A la mi-novembre, à Glasgow, la COP26 s’est terminée de façon si désolante que son président présenta ses excuses et ne put retenir ses larmes. Quelques instants plus tôt, bouleversante, une jeune femme suppliait la cohorte des chefs d’Etat de sauver de l’engloutissement son île de Tuvalu. Le couperet de l’accord final est tombé sur elle comme les barbelés polonais sur les migrants, dans une indifférence lasse: de son île, personne n’en veut plus rien savoir. Allez vivre ailleurs! Mais par pitié, pas en Europe!

Ces situations sont un piège redoutable pour nous autres, observateurs horrifiés, muselés, paralysés. Le sentiment d’impuissance nous brûle de l’intérieur, comme une sorte d’automutilation, une haine de soi et de son incapacité à faire autre chose que de pousser sa petite vie pépère au jour le jour, pendant que la barbarie ravage le monde.

Bien sûr, partout des gens se mettent debout pour sauver des vies, pour remuer la terre entière, pour faire jaillir des solidarités actives. Mais ils ne cessent d’être criminalisés. Le maire de Riace, qui avait confié à des migrants sans statut légal la tâche de faire revivre son village calabrais et de le restaurer, a été condamné à treize ans de prison. Quant aux jeunes grévistes du climat, combien de condamnations sont-ils et elles prêt·es à encaisser avant de se replier sur l’«obéissance civile»?

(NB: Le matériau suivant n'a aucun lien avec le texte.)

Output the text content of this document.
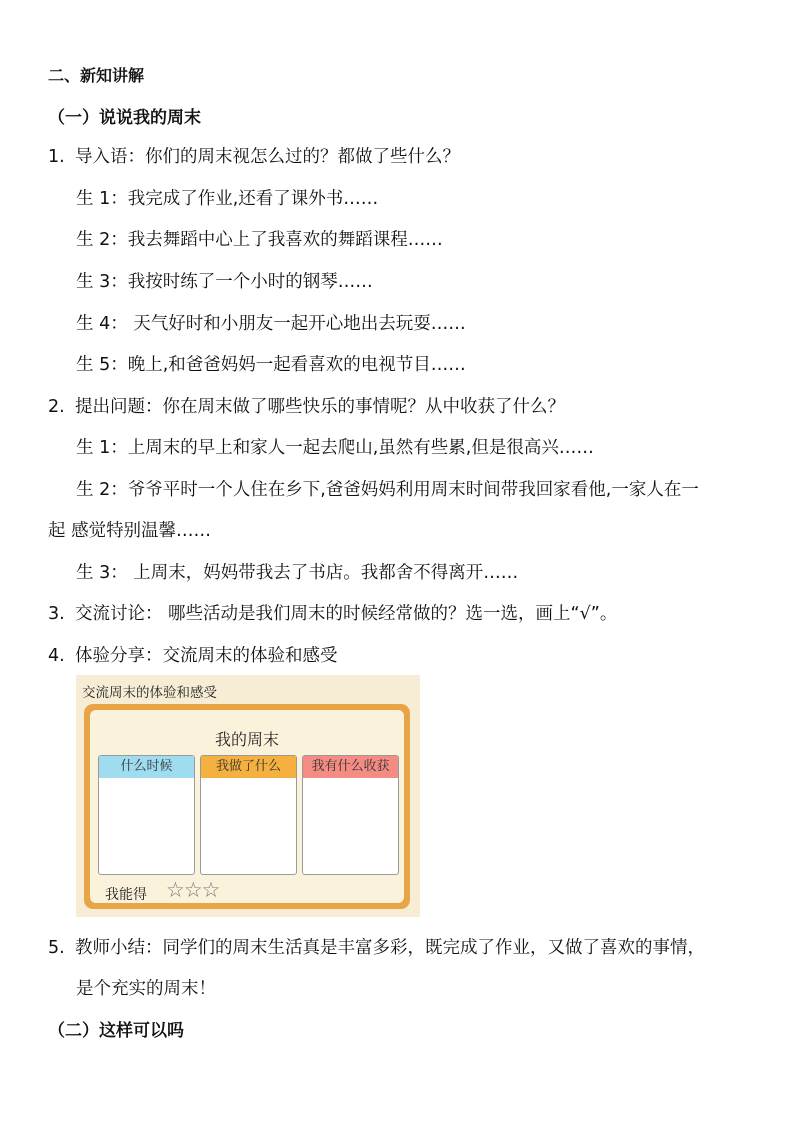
二、新知讲解
（一）说说我的周末
1. 导入语：你们的周末视怎么过的？都做了些什么？
生 1：我完成了作业,还看了课外书……
生 2：我去舞蹈中心上了我喜欢的舞蹈课程……
生 3：我按时练了一个小时的钢琴……
生 4： 天气好时和小朋友一起开心地出去玩耍……
生 5：晚上,和爸爸妈妈一起看喜欢的电视节目……
2. 提出问题：你在周末做了哪些快乐的事情呢？从中收获了什么？
生 1：上周末的早上和家人一起去爬山,虽然有些累,但是很高兴……
生 2：爷爷平时一个人住在乡下,爸爸妈妈利用周末时间带我回家看他,一家人在一
起 感觉特别温馨……
生 3： 上周末，妈妈带我去了书店。我都舍不得离开……
3. 交流讨论： 哪些活动是我们周末的时候经常做的？选一选，画上“√”。
4. 体验分享：交流周末的体验和感受
交流周末的体验和感受
我的周末
什么时候	我做了什么	我有什么收获
我能得 ☆☆☆
5. 教师小结：同学们的周末生活真是丰富多彩，既完成了作业，又做了喜欢的事情，
是个充实的周末！
（二）这样可以吗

Voilà… A ceux qui ne résignent pas à l’impuissance, j’offre la suite de la chanson du début: «Je suis plus près de [vous] que le vent dans les tours et le dégoût des jours qui s’attable et me nargue…»

Anne-Catherine Menétrey-Savary est ancienne conseillère nationale. Dernière publication: Mourir debout. Soixante ans d’engagement politique, Editions d’en bas, 2018.